La seconde révolution est plus complexe : son enjeu est de réduire la dépendance du modèle économique chinois de sources d’approvisionnement en matières premières et aussi de réduire l’incidence des surcapacités de production. Elle a un impact sur l’Europe. La Chine investit massivement, à la fois sur les marchés boursiers et directement dans l’industrie européenne, moins protégée que celle des Etats-Unis. Depuis 2015, les investissements chinois dans l’économie globale dépassent les entrées d’investissements étrangers et atteignent environ 120 milliards de dollars. Les capitaux chinois contrôlent aujourd’hui Volvo, mais aussi Saab, ou Putzmeister, symbole du Mittlestand allemand, et plus récemment Intermix, dans le secteur cimentier. Les investissements en Asie du sud-est et en Afrique ont pour objectif de transférer des productions moins rentables du fait de la montée des coûts salariaux, ou de contrôler les sources de production de matières premières réimportées en Chine, ou encore de contourner les obstacles commerciaux élevés par les pays de l’OCDE.

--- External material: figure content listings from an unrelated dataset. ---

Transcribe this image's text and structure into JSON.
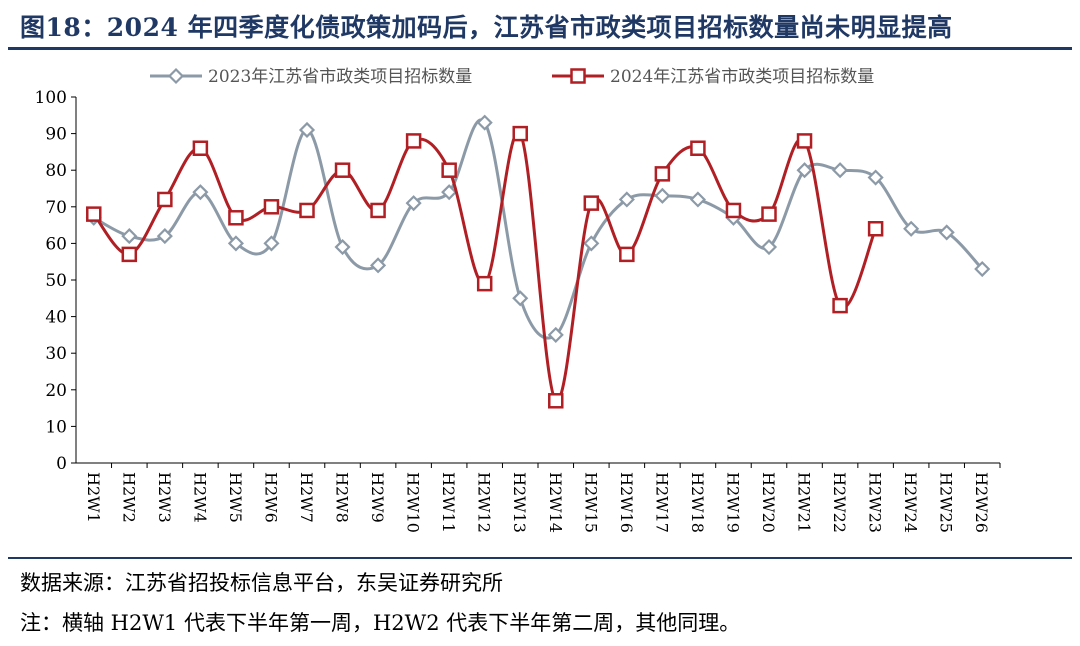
{
  "figure": {
    "title": "图18：2024 年四季度化债政策加码后，江苏省市政类项目招标数量尚未明显提高",
    "source": "数据来源：江苏省招投标信息平台，东吴证券研究所",
    "note": "注：横轴 H2W1 代表下半年第一周，H2W2 代表下半年第二周，其他同理。"
  },
  "chart_data": {
    "type": "line",
    "title": "",
    "xlabel": "",
    "ylabel": "",
    "ylim": [
      0,
      100
    ],
    "yticks": [
      0,
      10,
      20,
      30,
      40,
      50,
      60,
      70,
      80,
      90,
      100
    ],
    "categories": [
      "H2W1",
      "H2W2",
      "H2W3",
      "H2W4",
      "H2W5",
      "H2W6",
      "H2W7",
      "H2W8",
      "H2W9",
      "H2W10",
      "H2W11",
      "H2W12",
      "H2W13",
      "H2W14",
      "H2W15",
      "H2W16",
      "H2W17",
      "H2W18",
      "H2W19",
      "H2W20",
      "H2W21",
      "H2W22",
      "H2W23",
      "H2W24",
      "H2W25",
      "H2W26"
    ],
    "legend_position": "top",
    "grid": false,
    "series": [
      {
        "name": "2023年江苏省市政类项目招标数量",
        "color": "#8c9aa8",
        "marker": "diamond",
        "values": [
          67,
          62,
          62,
          74,
          60,
          60,
          91,
          59,
          54,
          71,
          74,
          93,
          45,
          35,
          60,
          72,
          73,
          72,
          67,
          59,
          80,
          80,
          78,
          64,
          63,
          53
        ]
      },
      {
        "name": "2024年江苏省市政类项目招标数量",
        "color": "#b01f24",
        "marker": "square",
        "values": [
          68,
          57,
          72,
          86,
          67,
          70,
          69,
          80,
          69,
          88,
          80,
          49,
          90,
          17,
          71,
          57,
          79,
          86,
          69,
          68,
          88,
          43,
          64,
          null,
          null,
          null
        ]
      }
    ]
  }
}
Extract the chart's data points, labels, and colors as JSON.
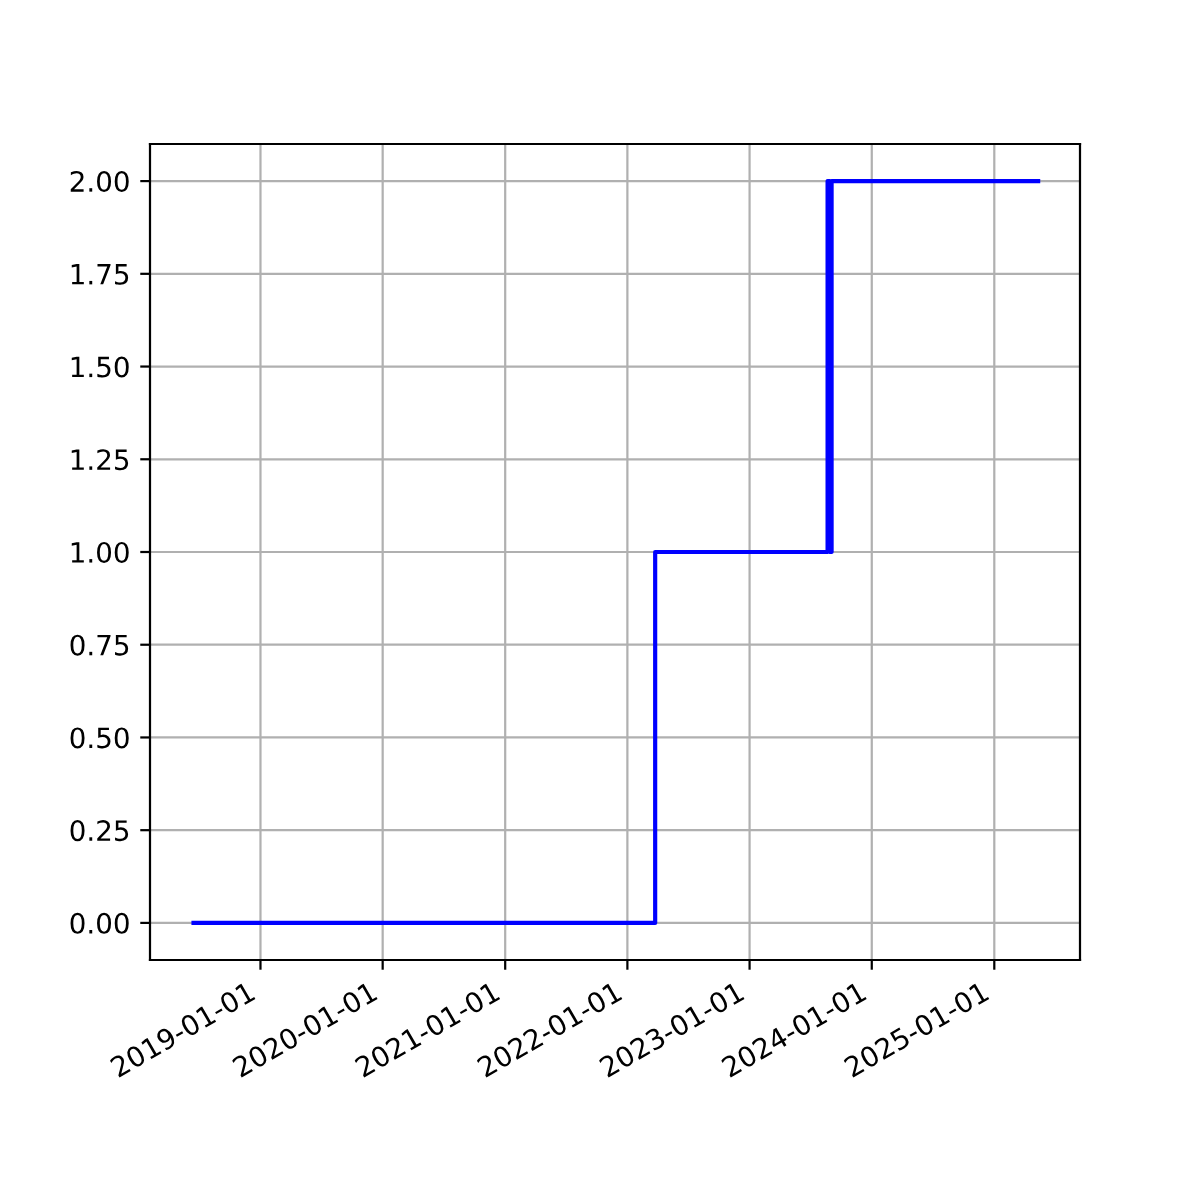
{
  "chart_data": {
    "type": "step",
    "x": [
      "2018-06-15",
      "2022-03-25",
      "2023-08-22",
      "2023-08-28",
      "2023-09-03",
      "2025-05-12"
    ],
    "series": [
      {
        "color": "#0000ff",
        "values": [
          0,
          1,
          2,
          1,
          2,
          2
        ]
      }
    ],
    "xlim": [
      "2018-02-05",
      "2025-09-14"
    ],
    "xticks": [
      "2019-01-01",
      "2020-01-01",
      "2021-01-01",
      "2022-01-01",
      "2023-01-01",
      "2024-01-01",
      "2025-01-01"
    ],
    "ylim": [
      -0.1,
      2.1
    ],
    "yticks": [
      {
        "value": 0,
        "label": "0.00"
      },
      {
        "value": 0.25,
        "label": "0.25"
      },
      {
        "value": 0.5,
        "label": "0.50"
      },
      {
        "value": 0.75,
        "label": "0.75"
      },
      {
        "value": 1,
        "label": "1.00"
      },
      {
        "value": 1.25,
        "label": "1.25"
      },
      {
        "value": 1.5,
        "label": "1.50"
      },
      {
        "value": 1.75,
        "label": "1.75"
      },
      {
        "value": 2,
        "label": "2.00"
      }
    ],
    "grid": true
  }
}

La troisième révolution est le produit de la seconde : le centre de gravité de l’économie chinoise se déplace à l’Ouest, vers le Yunnan et le Xinjiang, têtes de pont de la stratégie d’influence en Eurasie. Cette révolution concerne aussi l’Europe car la Chine a amorcé une stratégie d’influence économique et géopolitique en Asie centrale jusqu’aux marches de l’Europe : cette nouvelle route, non plus de la Soie comme au premier millénaire, mais plutôt la « Belt and Road » ou « Route Economique Eurasie », va s’étendre de la Birmanie à la Turquie et aux pays du Golfe Persique. Elle rassemble 16 pays autour de la Chine. Ce projet transcontinental permettra d’importer gaz, pétrole et minerais et d’exporter des produits finis, tel l’acier pour lequel la Chine est en surcapacité structurelle. L’infrastructure de communications sera financée par les agences multilatérales telles que la BEI, la Banque Asiatique de Développement, et la nouvelle Banque de Développement d’Infrastructure, que continuent à ignorer les Etats-Unis.

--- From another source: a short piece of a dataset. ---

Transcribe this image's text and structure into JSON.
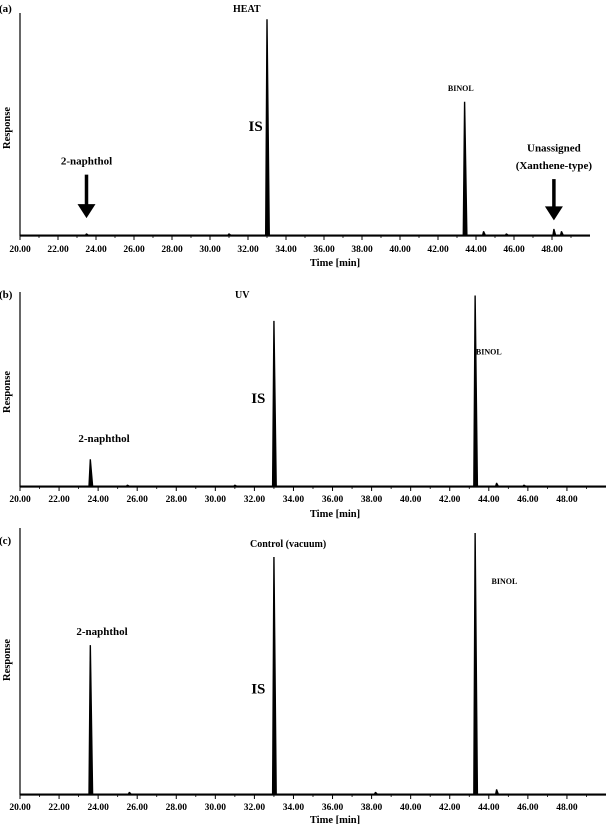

Au total, l’Europe ne peut faire l’impasse d’une réflexion stratégique d’urgence. Le maintien de la cohésion sociale en Chine va requérir une double politique, à la fois de contrôle social et de répression, et aussi le recours à une politique nationaliste agressive, à l’extérieur des frontières. L’Empire chinois entend reprendre le rang qu’il avait perdu au XIX° siècle quand sa puissance économique atteignait le tiers du PIB mondial. Henry Kissinger vient de rappeler dans « World Order » que la Chine n’a jamais complètement acquiescé au système international d’Etats indépendants, égaux et souverains dit « de Westphalie », dont elle n’a pas contribué à définir les règles. Elle entend aujourd’hui rétablir sa prééminence commerciale, économique, bientôt financière, et déjà géopolitique.